Pour l’aspect académique, l’établissement a adopté la formule du modulaire, ce qui permet d’avoir un excellent suivi sur l’avancement des études d’un jeune.

« Toutes les deux semaines, nous envoyons aux parents une grille dans laquelle on peut voir comment les modules de leurs enfants avancent. C’est donc beaucoup plus facile de voir quand ça ne va pas bien et des mesures peuvent rapidement être prises pour reprendre le retard », mentionne l’entraineur-chef de l’équipe de football, Patrice Boudreault.

De plus, tous les jours, les jeunes doivent faire étamper chacun de leurs cours dans leur agenda pour prouver leur présence. Ils ont aussi des objectifs hebdomadaires qui sont réévalués quotidiennement.

Avec un tel système, Patrice indique que les études sont évidemment plus difficiles, puisqu’ils ont beaucoup de devoirs à faire, ce qui peut demander 1h de travail par soir.

« Un jeune qui avait l’habitude de ne rien faire en cours et dormir, mais qui a toujours de bonnes notes aux examens, il trouve ça vraiment plus difficile, ça c’est certain, parce que ce sont des modules qu’il doit faire. S’il ne travaille pas, il n’avance pas et prend du retard », ajoute-t-il.
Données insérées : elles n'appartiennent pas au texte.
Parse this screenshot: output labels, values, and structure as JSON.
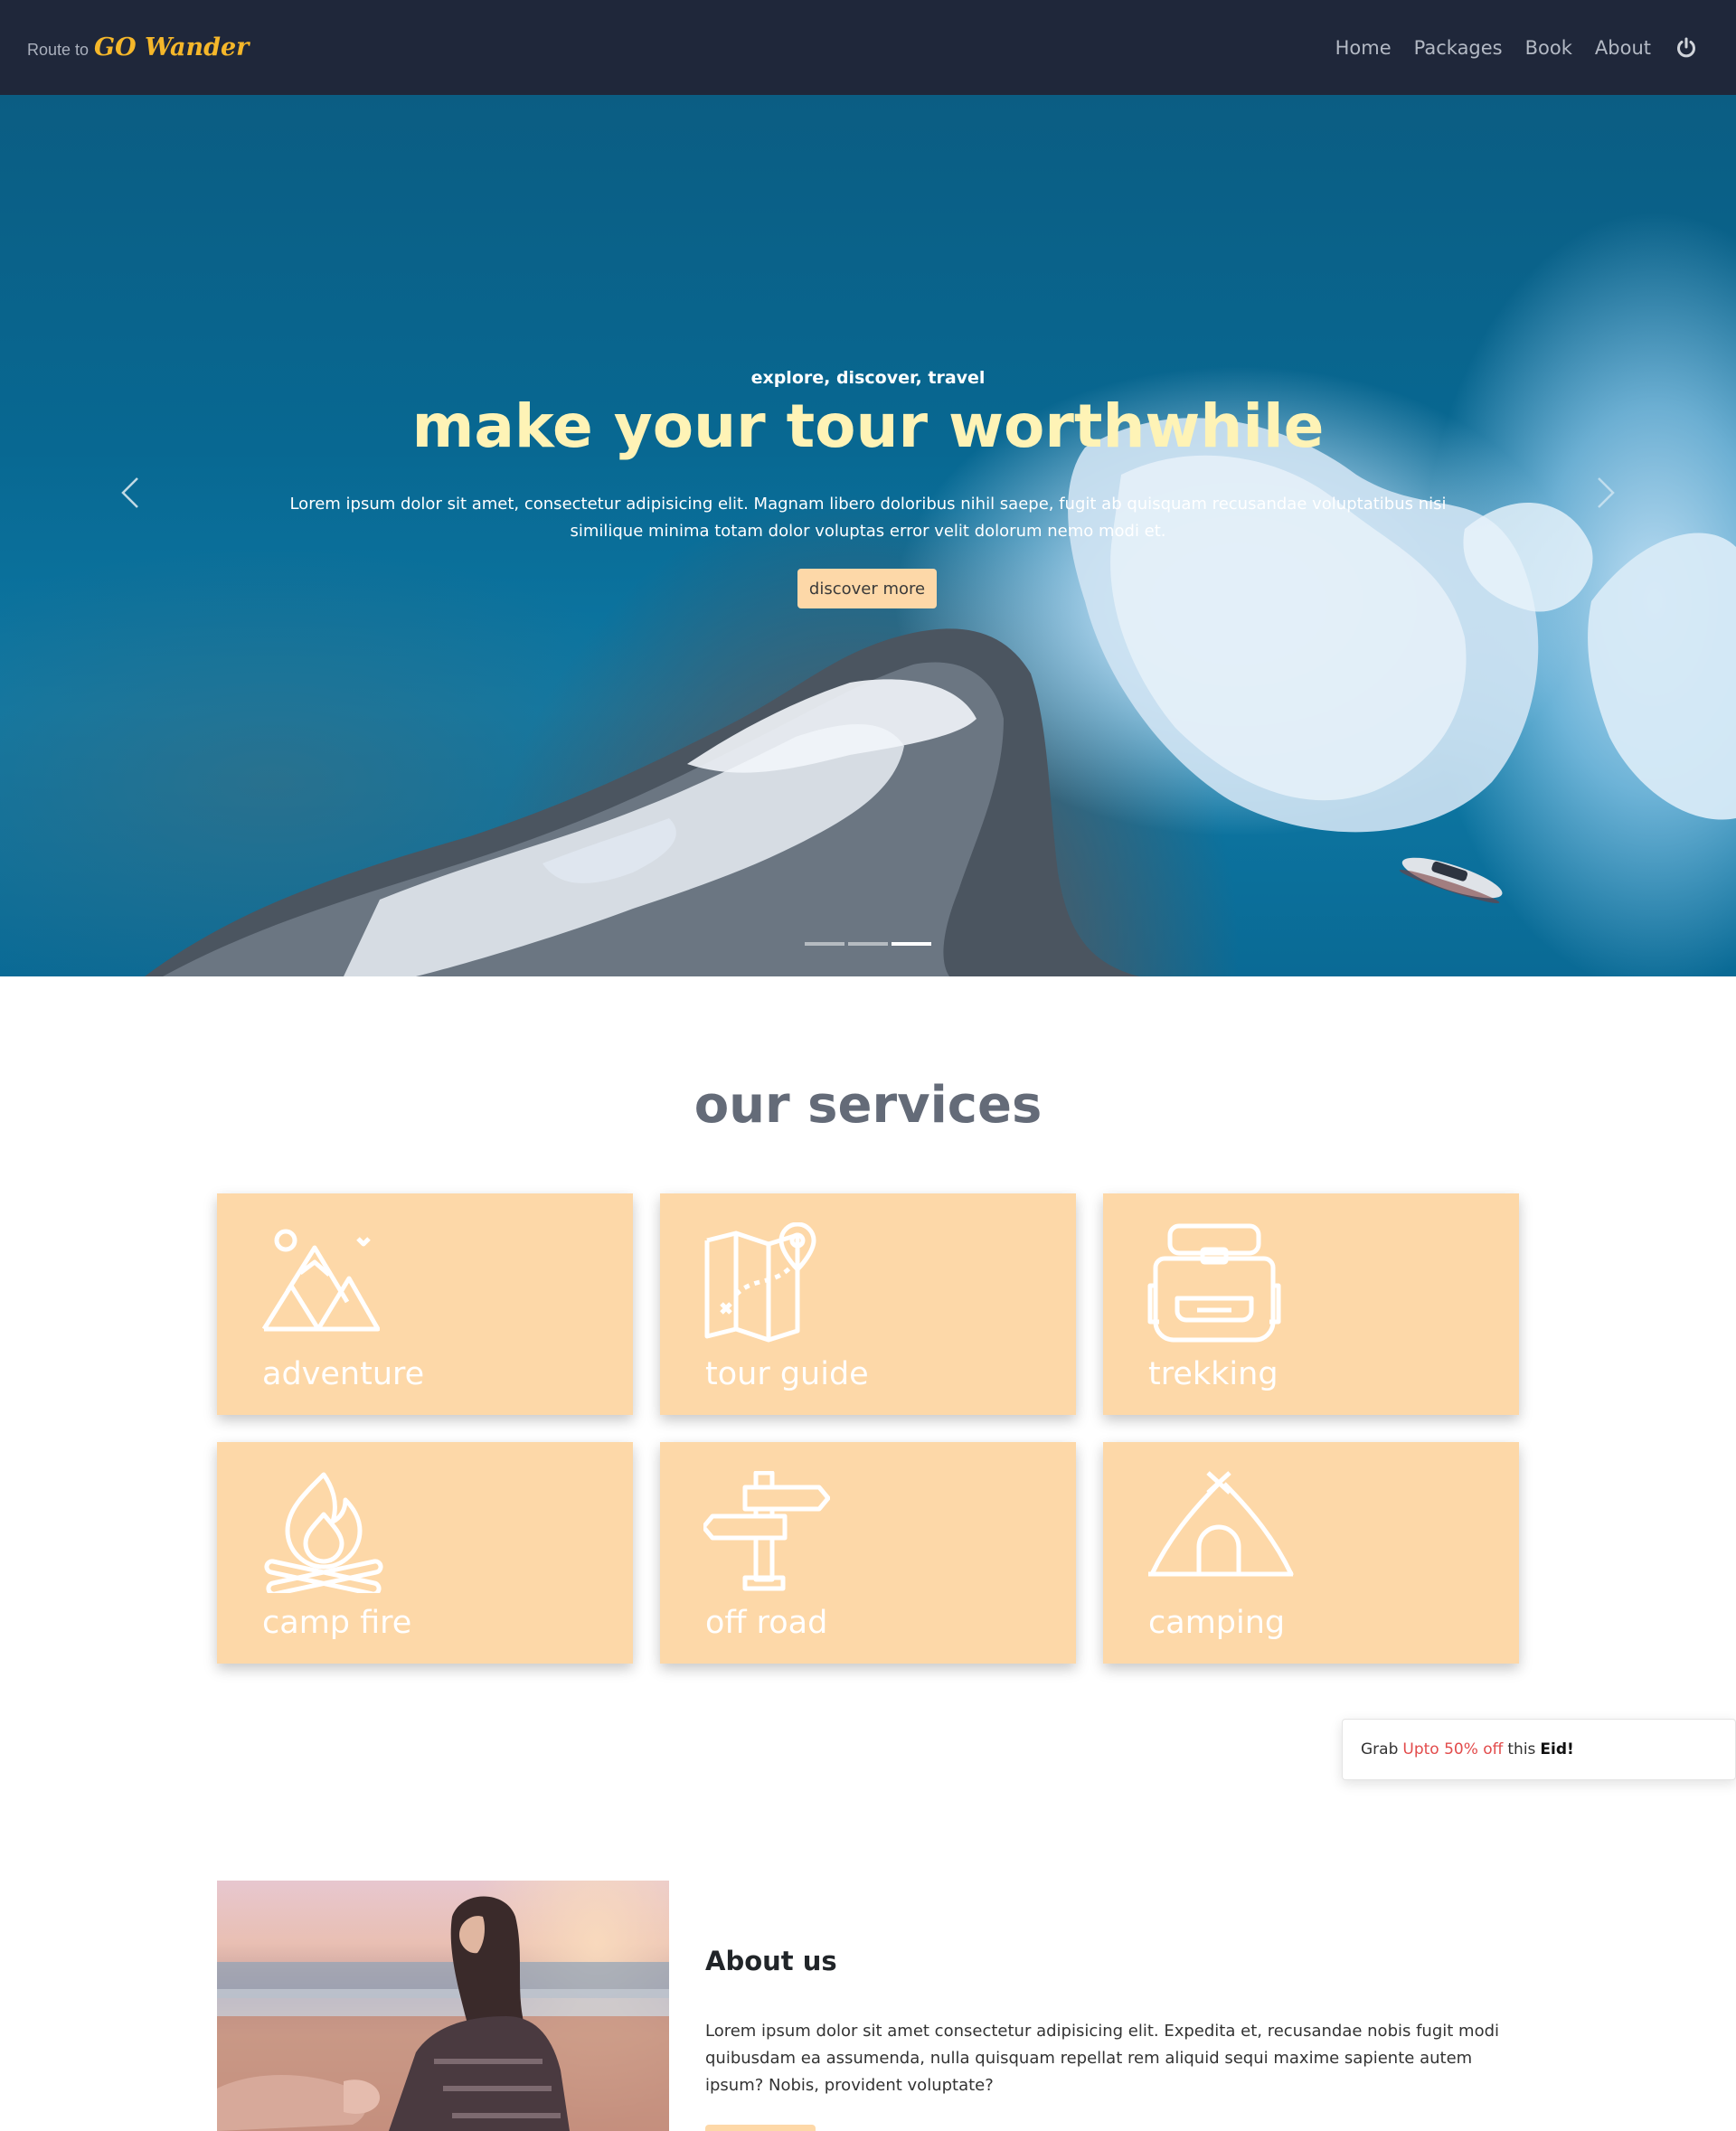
{
  "navbar": {
    "brand_prefix": "Route to",
    "brand_name": "GO Wander",
    "links": [
      "Home",
      "Packages",
      "Book",
      "About"
    ],
    "power_icon": "power-icon",
    "background": "#1f273a",
    "brand_color": "#f5b72a"
  },
  "hero": {
    "subtitle": "explore, discover, travel",
    "title": "make your tour worthwhile",
    "text": "Lorem ipsum dolor sit amet, consectetur adipisicing elit. Magnam libero doloribus nihil saepe, fugit ab quisquam recusandae voluptatibus nisi similique minima totam dolor voluptas error velit dolorum nemo modi et.",
    "button_label": "discover more",
    "prev_icon": "chevron-left-icon",
    "next_icon": "chevron-right-icon",
    "title_color": "#fef3b6"
  },
  "services": {
    "title": "our services",
    "items": [
      {
        "label": "adventure",
        "icon": "mountains-icon"
      },
      {
        "label": "tour guide",
        "icon": "map-icon"
      },
      {
        "label": "trekking",
        "icon": "backpack-icon"
      },
      {
        "label": "camp fire",
        "icon": "campfire-icon"
      },
      {
        "label": "off road",
        "icon": "signpost-icon"
      },
      {
        "label": "camping",
        "icon": "tent-icon"
      }
    ],
    "card_color": "#fdd8a8"
  },
  "toast": {
    "prefix": "Grab",
    "highlight": "Upto 50% off",
    "middle": "this",
    "bold": "Eid!",
    "highlight_color": "#e24b4b"
  },
  "about": {
    "heading": "About us",
    "text": "Lorem ipsum dolor sit amet consectetur adipisicing elit. Expedita et, recusandae nobis fugit modi quibusdam ea assumenda, nulla quisquam repellat rem aliquid sequi maxime sapiente autem ipsum? Nobis, provident voluptate?"
  }
}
« Par contre, ça permet de développer l’éthique de travail, ils doivent s’organiser. Lorsqu’ils arrivent au collège, ils sont prêts et ils sont capables de gérer leur horaire », poursuit-il.

Contrer le décrochage

Avec un système éclaté comme celui-ci, où les jeunes ont tous les après-midis du mardi au vendredi de libéré pour pratiquer leur sport, ils sont beaucoup plus rattachés à l’école.
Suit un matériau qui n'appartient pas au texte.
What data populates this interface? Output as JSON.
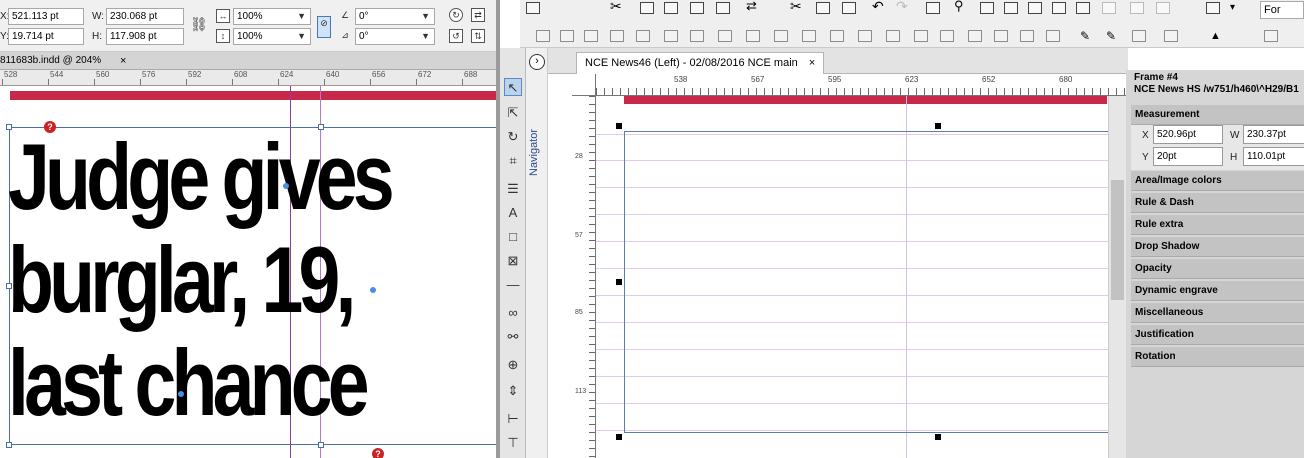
{
  "left_panel": {
    "control": {
      "x_label": "X:",
      "x_value": "521.113 pt",
      "y_label": "Y:",
      "y_value": "19.714 pt",
      "w_label": "W:",
      "w_value": "230.068 pt",
      "h_label": "H:",
      "h_value": "117.908 pt",
      "scale_x": "100%",
      "scale_y": "100%",
      "rotate": "0°",
      "shear": "0°"
    },
    "doc_tab": "811683b.indd @ 204%",
    "ruler_labels": [
      "528",
      "544",
      "560",
      "576",
      "592",
      "608",
      "624",
      "640",
      "656",
      "672",
      "688"
    ],
    "headline_lines": [
      "Judge gives",
      "burglar, 19,",
      "last chance"
    ],
    "overset_marker": "?"
  },
  "right_panel": {
    "font_field": "For",
    "window_tab": "NCE News46 (Left) - 02/08/2016 NCE main",
    "tab_close": "×",
    "navigator_label": "Navigator",
    "navigator_toggle": "›",
    "hruler_labels": [
      "538",
      "567",
      "595",
      "623",
      "652",
      "680"
    ],
    "vruler_labels": [
      "28",
      "57",
      "85",
      "113"
    ],
    "props": {
      "frame_title": "Frame #4",
      "frame_style": "NCE News HS /w751/h460\\^H29/B1",
      "measurement_label": "Measurement",
      "x_label": "X",
      "x_value": "520.96pt",
      "w_label": "W",
      "w_value": "230.37pt",
      "y_label": "Y",
      "y_value": "20pt",
      "h_label": "H",
      "h_value": "110.01pt",
      "sections": [
        "Area/Image colors",
        "Rule & Dash",
        "Rule extra",
        "Drop Shadow",
        "Opacity",
        "Dynamic engrave",
        "Miscellaneous",
        "Justification",
        "Rotation"
      ]
    }
  },
  "colors": {
    "accent_red": "#c8284a",
    "frame_blue": "#4a6fa5",
    "guide_purple": "#8a3d9e",
    "grid_pink": "#e2c9ee",
    "selection_dot": "#4a90e2"
  }
}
« Nous sommes convaincus, au football, que sur 15 finissants annuels, on en a au moins cinq là-dessus qui auraient été susceptibles de lâcher l’école si ce n’était pas du sport », soulève Patrice Boudreault.

Il raconte en outre que près de la moitié de ces élèves proviennent de milieux défavorisés ou de situations familiales difficiles.

« Je suis content de voir qu’on réussit les rattacher à l’école et qu’ils réussissent à terminer leurs études. Ça les sort du cercle dans lequel ils étaient coincés », conclut-il.